Neutrality Doesn’t Provide Profitability

What GoFundMe is a reflection of today is the fact that the American world is more polarized and politicized than perhaps ever before. People can make a statement through crowdfunding as a way to prove that they are correct. Maybe GoFundMe isn’t promoting these controversial campaigns, but they certainly aren’t shying away from them either.

This has been the essential problem that GoFundMe has ultimately faced since its inception. Is it truly ethical to take a percentage of money from someone who has endured a tragedy? In the Darren Wilson campaigns, GoFundMe brought in over $10,000. The Washington florist brought in $6k, while the Oregon bakery brought in about $5k and both were eventually taken down for violation of the terms of service.
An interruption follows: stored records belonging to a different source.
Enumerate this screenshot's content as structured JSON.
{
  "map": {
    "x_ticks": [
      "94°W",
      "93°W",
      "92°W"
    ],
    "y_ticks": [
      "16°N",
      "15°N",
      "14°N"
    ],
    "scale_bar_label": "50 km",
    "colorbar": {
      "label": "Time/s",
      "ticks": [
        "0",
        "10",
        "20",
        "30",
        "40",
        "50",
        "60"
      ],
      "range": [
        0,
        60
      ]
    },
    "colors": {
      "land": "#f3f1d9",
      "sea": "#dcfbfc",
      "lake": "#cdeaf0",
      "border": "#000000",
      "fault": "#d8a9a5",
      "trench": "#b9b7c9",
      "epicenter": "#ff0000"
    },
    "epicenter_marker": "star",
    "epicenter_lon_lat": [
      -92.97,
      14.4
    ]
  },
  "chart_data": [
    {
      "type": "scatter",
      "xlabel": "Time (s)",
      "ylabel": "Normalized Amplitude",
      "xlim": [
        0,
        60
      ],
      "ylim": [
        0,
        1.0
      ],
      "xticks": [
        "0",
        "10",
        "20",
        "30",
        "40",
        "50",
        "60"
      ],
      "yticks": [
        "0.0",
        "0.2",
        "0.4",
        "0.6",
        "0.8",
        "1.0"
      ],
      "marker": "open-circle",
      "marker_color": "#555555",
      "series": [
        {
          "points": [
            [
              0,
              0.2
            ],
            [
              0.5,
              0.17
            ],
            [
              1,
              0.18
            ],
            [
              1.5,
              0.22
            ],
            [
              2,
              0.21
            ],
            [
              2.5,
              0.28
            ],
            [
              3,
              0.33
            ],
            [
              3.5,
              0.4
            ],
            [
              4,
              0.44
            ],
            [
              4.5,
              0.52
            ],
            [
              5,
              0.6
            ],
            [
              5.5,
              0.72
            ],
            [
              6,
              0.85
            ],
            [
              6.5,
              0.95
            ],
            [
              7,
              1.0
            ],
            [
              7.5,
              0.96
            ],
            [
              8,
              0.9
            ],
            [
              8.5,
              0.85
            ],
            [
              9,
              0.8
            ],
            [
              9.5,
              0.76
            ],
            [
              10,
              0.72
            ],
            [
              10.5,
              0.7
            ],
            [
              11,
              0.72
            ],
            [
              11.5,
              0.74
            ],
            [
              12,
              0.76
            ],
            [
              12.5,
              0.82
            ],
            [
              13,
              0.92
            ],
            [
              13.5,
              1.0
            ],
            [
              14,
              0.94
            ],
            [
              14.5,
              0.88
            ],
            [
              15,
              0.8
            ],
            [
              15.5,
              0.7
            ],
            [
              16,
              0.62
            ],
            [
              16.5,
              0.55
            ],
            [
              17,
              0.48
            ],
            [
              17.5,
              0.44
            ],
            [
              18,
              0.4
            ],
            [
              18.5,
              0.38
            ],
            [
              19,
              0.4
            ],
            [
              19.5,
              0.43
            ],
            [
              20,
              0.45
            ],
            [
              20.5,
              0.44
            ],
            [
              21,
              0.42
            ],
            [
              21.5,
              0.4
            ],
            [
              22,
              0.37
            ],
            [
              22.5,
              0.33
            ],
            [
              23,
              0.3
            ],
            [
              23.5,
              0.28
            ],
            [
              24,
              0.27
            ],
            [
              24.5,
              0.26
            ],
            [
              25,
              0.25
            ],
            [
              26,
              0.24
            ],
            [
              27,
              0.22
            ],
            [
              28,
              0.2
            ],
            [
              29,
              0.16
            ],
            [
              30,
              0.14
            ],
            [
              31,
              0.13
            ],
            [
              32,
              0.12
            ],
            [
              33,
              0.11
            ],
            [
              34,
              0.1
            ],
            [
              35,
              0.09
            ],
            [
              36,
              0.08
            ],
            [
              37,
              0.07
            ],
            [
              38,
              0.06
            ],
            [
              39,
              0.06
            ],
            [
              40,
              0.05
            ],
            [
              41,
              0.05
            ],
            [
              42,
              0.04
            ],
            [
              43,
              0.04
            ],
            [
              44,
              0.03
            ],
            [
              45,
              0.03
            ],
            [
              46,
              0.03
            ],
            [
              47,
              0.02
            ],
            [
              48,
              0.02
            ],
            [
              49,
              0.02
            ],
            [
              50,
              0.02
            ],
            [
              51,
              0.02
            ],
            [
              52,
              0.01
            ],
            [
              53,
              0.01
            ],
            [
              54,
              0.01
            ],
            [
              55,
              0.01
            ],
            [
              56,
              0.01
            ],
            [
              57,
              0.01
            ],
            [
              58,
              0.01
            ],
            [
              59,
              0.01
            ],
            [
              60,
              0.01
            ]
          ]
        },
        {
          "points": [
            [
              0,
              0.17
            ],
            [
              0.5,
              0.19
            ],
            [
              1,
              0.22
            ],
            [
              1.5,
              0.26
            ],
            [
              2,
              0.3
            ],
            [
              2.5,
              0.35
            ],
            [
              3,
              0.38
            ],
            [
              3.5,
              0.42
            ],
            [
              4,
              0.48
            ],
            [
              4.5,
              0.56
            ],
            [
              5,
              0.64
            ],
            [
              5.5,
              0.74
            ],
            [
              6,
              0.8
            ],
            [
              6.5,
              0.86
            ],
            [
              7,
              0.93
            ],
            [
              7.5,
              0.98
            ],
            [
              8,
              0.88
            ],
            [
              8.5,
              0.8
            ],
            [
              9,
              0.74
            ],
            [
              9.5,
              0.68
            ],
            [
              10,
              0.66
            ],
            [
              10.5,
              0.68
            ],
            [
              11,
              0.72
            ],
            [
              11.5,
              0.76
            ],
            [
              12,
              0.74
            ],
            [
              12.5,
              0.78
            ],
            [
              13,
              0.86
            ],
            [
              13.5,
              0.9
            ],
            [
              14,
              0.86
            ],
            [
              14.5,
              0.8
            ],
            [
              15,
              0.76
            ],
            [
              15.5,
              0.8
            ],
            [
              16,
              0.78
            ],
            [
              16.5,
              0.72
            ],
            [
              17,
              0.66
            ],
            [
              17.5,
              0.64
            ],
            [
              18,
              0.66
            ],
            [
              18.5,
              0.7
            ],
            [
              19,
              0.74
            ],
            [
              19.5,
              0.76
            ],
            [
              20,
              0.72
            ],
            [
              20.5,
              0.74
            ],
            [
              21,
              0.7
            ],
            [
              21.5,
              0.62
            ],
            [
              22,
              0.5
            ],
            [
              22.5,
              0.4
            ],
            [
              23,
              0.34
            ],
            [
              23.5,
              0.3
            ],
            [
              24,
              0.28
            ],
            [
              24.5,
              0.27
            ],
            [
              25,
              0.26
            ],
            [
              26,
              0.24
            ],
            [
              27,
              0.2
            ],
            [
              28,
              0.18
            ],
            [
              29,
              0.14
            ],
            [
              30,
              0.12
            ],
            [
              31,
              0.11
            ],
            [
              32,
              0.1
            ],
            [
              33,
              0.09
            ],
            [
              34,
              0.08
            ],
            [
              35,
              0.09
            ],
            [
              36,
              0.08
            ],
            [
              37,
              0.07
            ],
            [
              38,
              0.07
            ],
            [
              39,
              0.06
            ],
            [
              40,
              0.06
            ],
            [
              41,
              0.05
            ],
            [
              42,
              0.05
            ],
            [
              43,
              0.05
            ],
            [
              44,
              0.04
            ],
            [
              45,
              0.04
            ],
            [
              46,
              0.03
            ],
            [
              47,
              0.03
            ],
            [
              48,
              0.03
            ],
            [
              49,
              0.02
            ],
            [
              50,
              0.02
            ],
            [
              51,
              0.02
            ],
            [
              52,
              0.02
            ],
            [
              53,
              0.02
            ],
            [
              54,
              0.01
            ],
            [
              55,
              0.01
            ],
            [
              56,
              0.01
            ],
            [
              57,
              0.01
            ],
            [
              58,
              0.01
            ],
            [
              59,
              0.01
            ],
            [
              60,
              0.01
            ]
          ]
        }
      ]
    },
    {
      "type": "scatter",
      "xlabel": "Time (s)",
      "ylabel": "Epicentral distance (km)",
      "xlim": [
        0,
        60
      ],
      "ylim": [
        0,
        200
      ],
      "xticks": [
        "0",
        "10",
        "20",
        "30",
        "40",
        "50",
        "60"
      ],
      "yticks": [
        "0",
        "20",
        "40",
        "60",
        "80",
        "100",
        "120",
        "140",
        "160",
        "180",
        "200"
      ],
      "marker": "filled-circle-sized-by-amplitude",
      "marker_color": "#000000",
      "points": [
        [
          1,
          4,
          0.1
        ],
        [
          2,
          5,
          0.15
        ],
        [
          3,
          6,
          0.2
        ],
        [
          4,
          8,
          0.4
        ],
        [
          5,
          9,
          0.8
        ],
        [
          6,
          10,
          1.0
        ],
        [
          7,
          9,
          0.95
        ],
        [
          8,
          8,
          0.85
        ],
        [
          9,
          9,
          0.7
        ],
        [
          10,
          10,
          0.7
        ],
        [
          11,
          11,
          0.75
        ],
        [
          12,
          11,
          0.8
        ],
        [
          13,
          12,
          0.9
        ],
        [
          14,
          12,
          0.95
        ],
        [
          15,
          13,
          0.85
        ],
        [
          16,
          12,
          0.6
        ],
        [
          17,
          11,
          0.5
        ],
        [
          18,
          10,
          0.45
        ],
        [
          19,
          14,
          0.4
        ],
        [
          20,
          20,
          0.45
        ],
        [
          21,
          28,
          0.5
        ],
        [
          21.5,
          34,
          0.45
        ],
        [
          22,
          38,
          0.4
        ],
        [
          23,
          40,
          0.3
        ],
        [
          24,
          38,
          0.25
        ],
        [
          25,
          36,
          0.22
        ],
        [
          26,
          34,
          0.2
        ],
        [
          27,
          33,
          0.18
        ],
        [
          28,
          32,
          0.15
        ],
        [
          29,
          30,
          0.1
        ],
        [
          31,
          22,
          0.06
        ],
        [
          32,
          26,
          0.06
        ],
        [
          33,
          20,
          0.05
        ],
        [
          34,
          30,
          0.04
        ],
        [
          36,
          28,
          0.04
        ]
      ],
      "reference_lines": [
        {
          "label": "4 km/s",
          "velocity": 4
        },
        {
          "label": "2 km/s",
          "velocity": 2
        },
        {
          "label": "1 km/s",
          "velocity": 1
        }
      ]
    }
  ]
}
It’s a dangerous precedent that is being set here. People can violate the law, claim that they are being discriminated against, and cash in for the biggest payday of their lives – whether they begin the campaign or someone else does it for them.

Taking Profit From a Political Message

It is true that if GoFundMe simply took down campaigns that were unpopular, the precedent that would be set in such an act could be dangerously close to free speech prevention. It is also true that by allowing potentially unethical campaigns to be run, GoFundMe is creating an equally dangerous precedent.

Sweet Cakes has a recommended $135k penalty from Oregon’s BOLI because of their violation of a 2007 anti-discrimination law. By providing the funds raised and taking their 5% cut out of it, GoFundMe is profiting from the actions of others that violate the law.

Measuring impact is one thing. Sarah Silverman ran a $30 trillion campaign in order to bring attention to the wage gap that continues to exist between men and women in the world today. The goal of the campaign isn’t to meet the monetary amount, though no one would complain if it happened. The goal is to raise awareness for a specific political message.

GoFundMe has mistaken the actions of violating the law as a political message as well in several instances recently. Maybe the focus is on the political message for those that donate money to campaigns like Sweet Cakes and Memories Pizza, but let’s be real: it’s GoFundMe that is laughing all the way to the bank.